While yesterday's budget has been largely welcomed by the business sector thus far, the response has been less than enthusiastic overall.

Concern was expressed by legal firm Trowers & Hamlin over the adding of 1% on leases over £5m and the effect this will have on investment.

Real Estate team partner Adrian Leavey said this appears to be "contra to the drive to encourage inward investment to the UK. While much of this may be swallowed by larger institutions, what is effectively a sudden, overnight charge may be difficult for smaller, non-institutional investors.

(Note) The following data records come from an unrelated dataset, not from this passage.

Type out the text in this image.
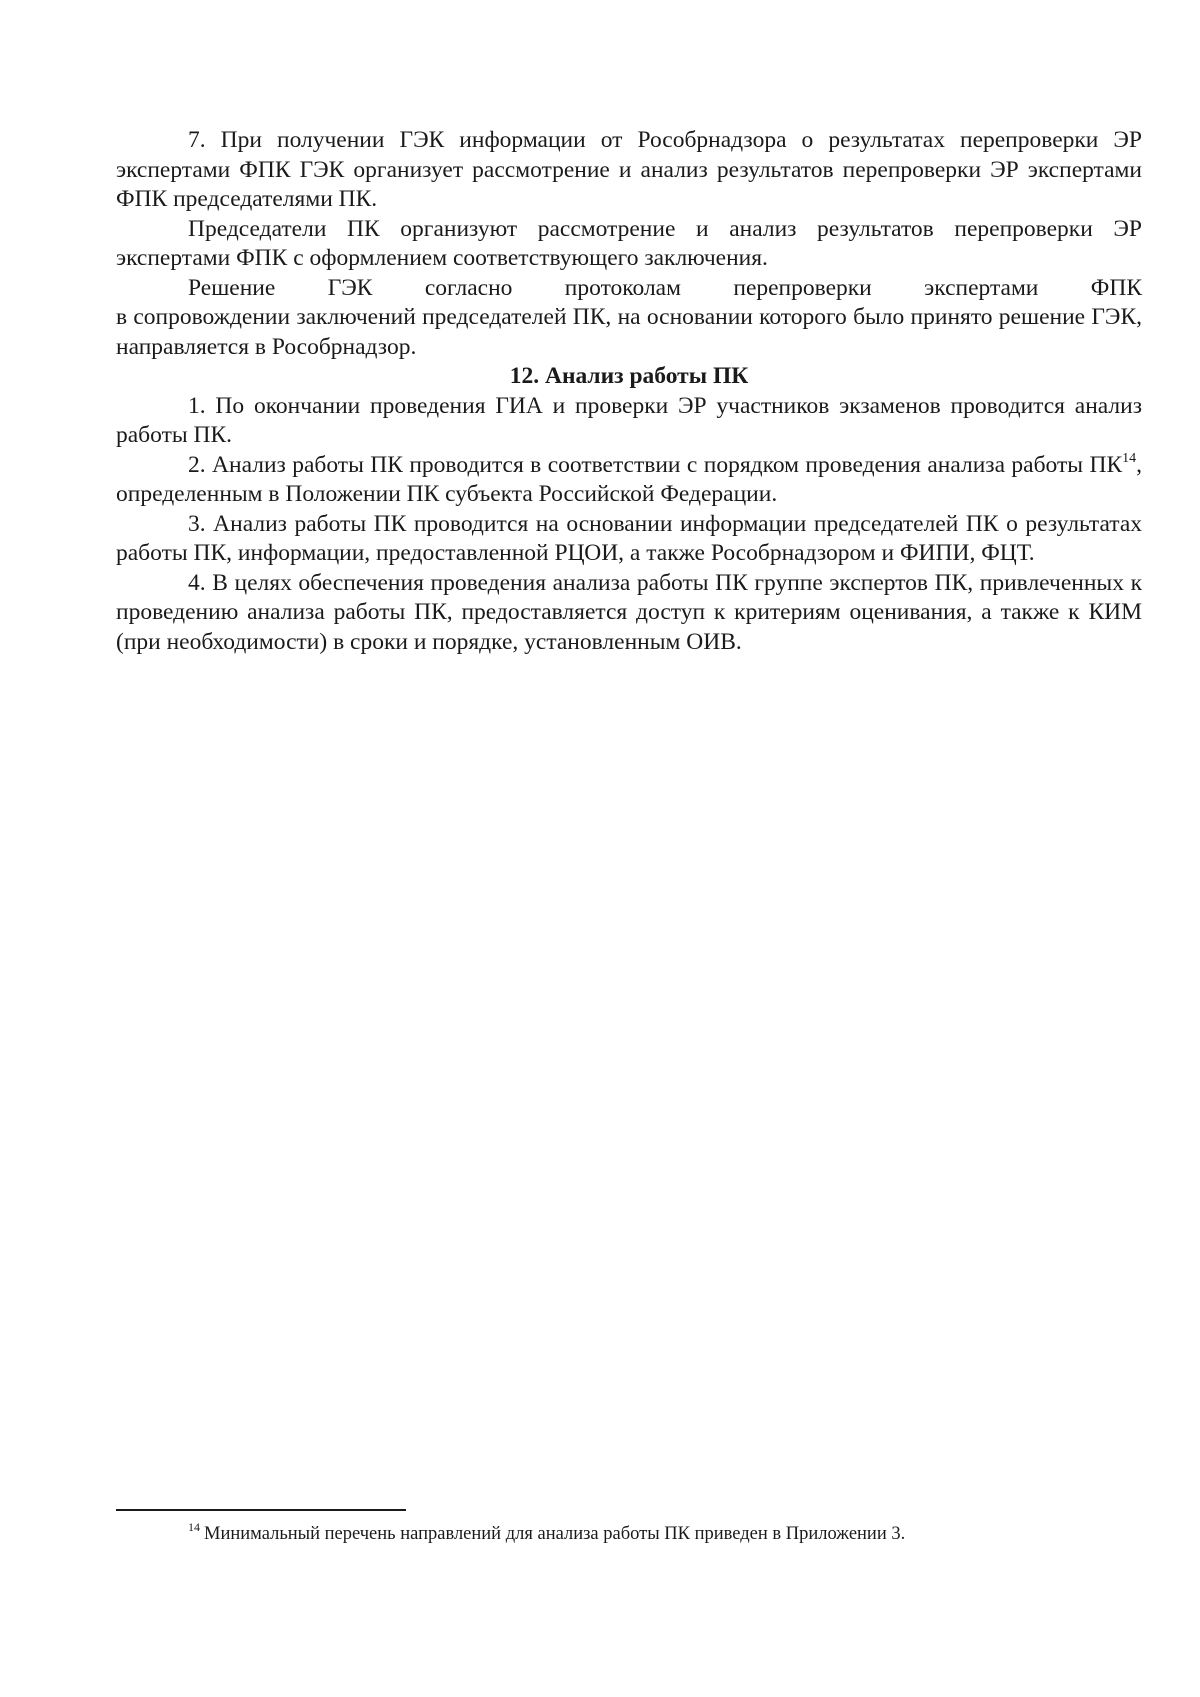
7. При получении ГЭК информации от Рособрнадзора о результатах перепроверки ЭР экспертами ФПК ГЭК организует рассмотрение и анализ результатов перепроверки ЭР экспертами ФПК председателями ПК.

Председатели ПК организуют рассмотрение и анализ результатов перепроверки ЭР экспертами ФПК с оформлением соответствующего заключения.

Решение ГЭК согласно протоколам перепроверки экспертами ФПК

в сопровождении заключений председателей ПК, на основании которого было принято решение ГЭК, направляется в Рособрнадзор.

12. Анализ работы ПК

1. По окончании проведения ГИА и проверки ЭР участников экзаменов проводится анализ работы ПК.

2. Анализ работы ПК проводится в соответствии с порядком проведения анализа работы ПК$^{14}$, определенным в Положении ПК субъекта Российской Федерации.

3. Анализ работы ПК проводится на основании информации председателей ПК о результатах работы ПК, информации, предоставленной РЦОИ, а также Рособрнадзором и ФИПИ, ФЦТ.

4. В целях обеспечения проведения анализа работы ПК группе экспертов ПК, привлеченных к проведению анализа работы ПК, предоставляется доступ к критериям оценивания, а также к КИМ (при необходимости) в сроки и порядке, установленным ОИВ.

$^{14}$ Минимальный перечень направлений для анализа работы ПК приведен в Приложении 3.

"Investors are encouraged by offers from all over the world – my concern is that this may make the UK less attractive in this area, albeit marginally. Notwithstanding, it won't help an already nervous market where Brexit and inward investment taxes are already having an effect on the cautious," said Mr Leavey.

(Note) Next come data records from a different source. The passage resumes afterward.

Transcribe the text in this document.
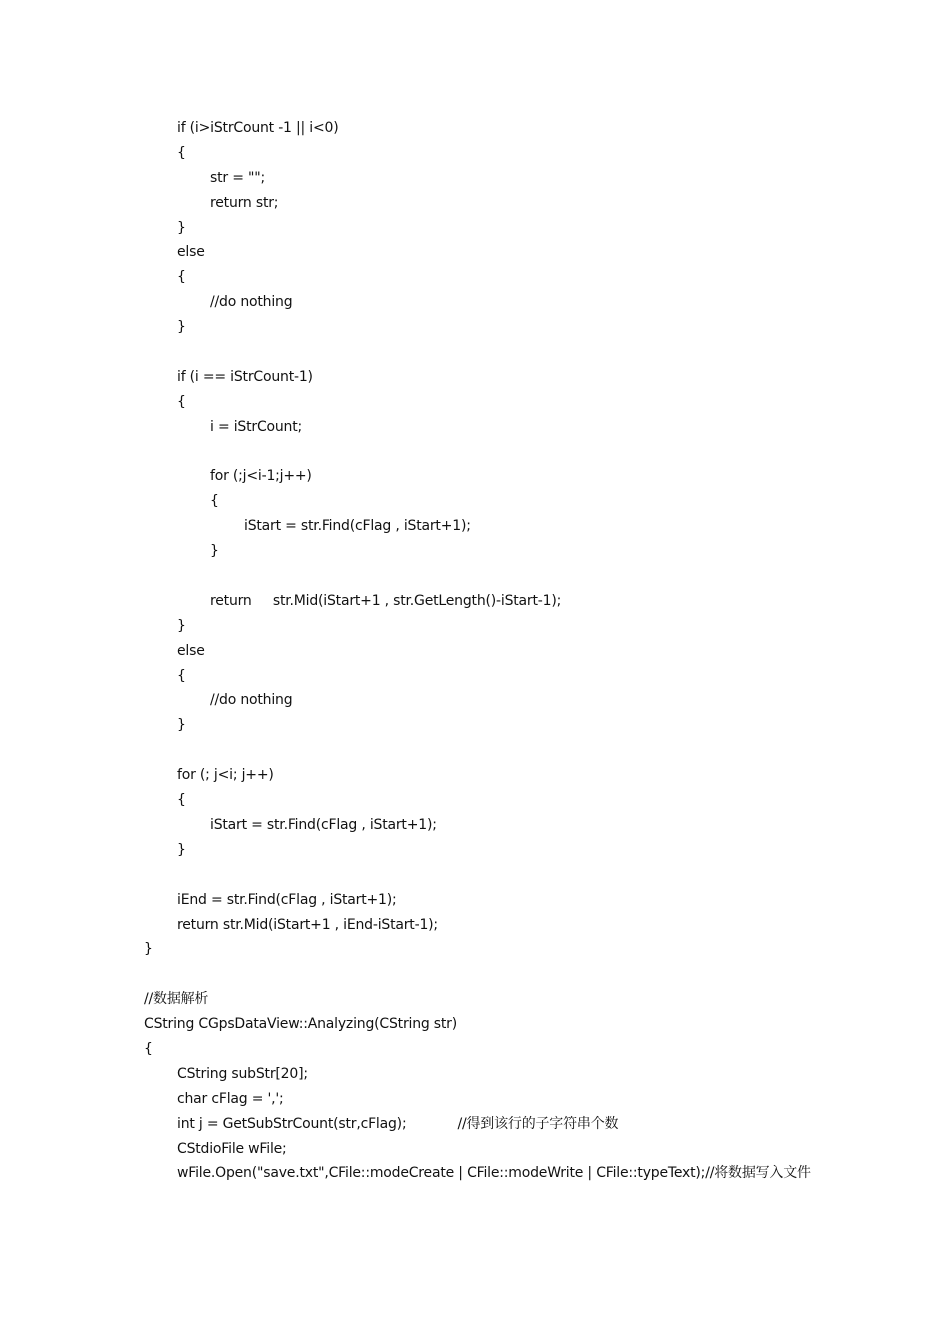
if (i>iStrCount -1 || i<0)
{
str = "";
return str;
}
else
{
//do nothing
}
if (i == iStrCount-1)
{
i = iStrCount;
for (;j<i-1;j++)
{
iStart = str.Find(cFlag , iStart+1);
}
return     str.Mid(iStart+1 , str.GetLength()-iStart-1);
}
else
{
//do nothing
}
for (; j<i; j++)
{
iStart = str.Find(cFlag , iStart+1);
}
iEnd = str.Find(cFlag , iStart+1);
return str.Mid(iStart+1 , iEnd-iStart-1);
}
//数据解析
CString CGpsDataView::Analyzing(CString str)
{
CString subStr[20];
char cFlag = ',';
int j = GetSubStrCount(str,cFlag);            //得到该行的子字符串个数
CStdioFile wFile;
wFile.Open("save.txt",CFile::modeCreate | CFile::modeWrite | CFile::typeText);//将数据写入文件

There was a more positive response to Chancellor George Osborne's efforts from the CBI. Director-general Carolyn Fairbairn described it as a "stable budget" following "a year of surprises".

Ms Fairbairn said the Chancellor had chosen to support business "to grow the economy out of the deficit.

“Businesses will welcome the Chancellor’s permanent reforms to business rates – taking more small firms out of the regime and changing the uprating mechanism from RPI to CPI, which the CBI has long been calling for," she continued.

“The reduction in the headline Corporation Tax rate sends out a strong signal that the UK is open for global business investment, and reforms to Interest Deductibility are in rightly in line with the international consensus.

“Changes to the tax treatment of losses will make it harder for larger scale-up firms and companies that have been through tough times to play their part in the recovery.

“Progress on some key infrastructure projects, from HS3 to 5G, are positive. Investors and companies will be encouraged by the greater clarity and simplification of the Government’s energy policy," said Ms Fairbairn.

EEF director of employment and skills policy Tim Thomas said employers would appreciate the decision not to add further cost to the Apprenticeship Levy and national living wage, while hoping that the "decision not to meddle with pensions tax relief proves long-lasting".

"Some businesses will see changes to national insurance rules on termination payments and more red-tape for those legitimately using personal service companies as unnecessary and potentially costly," he said.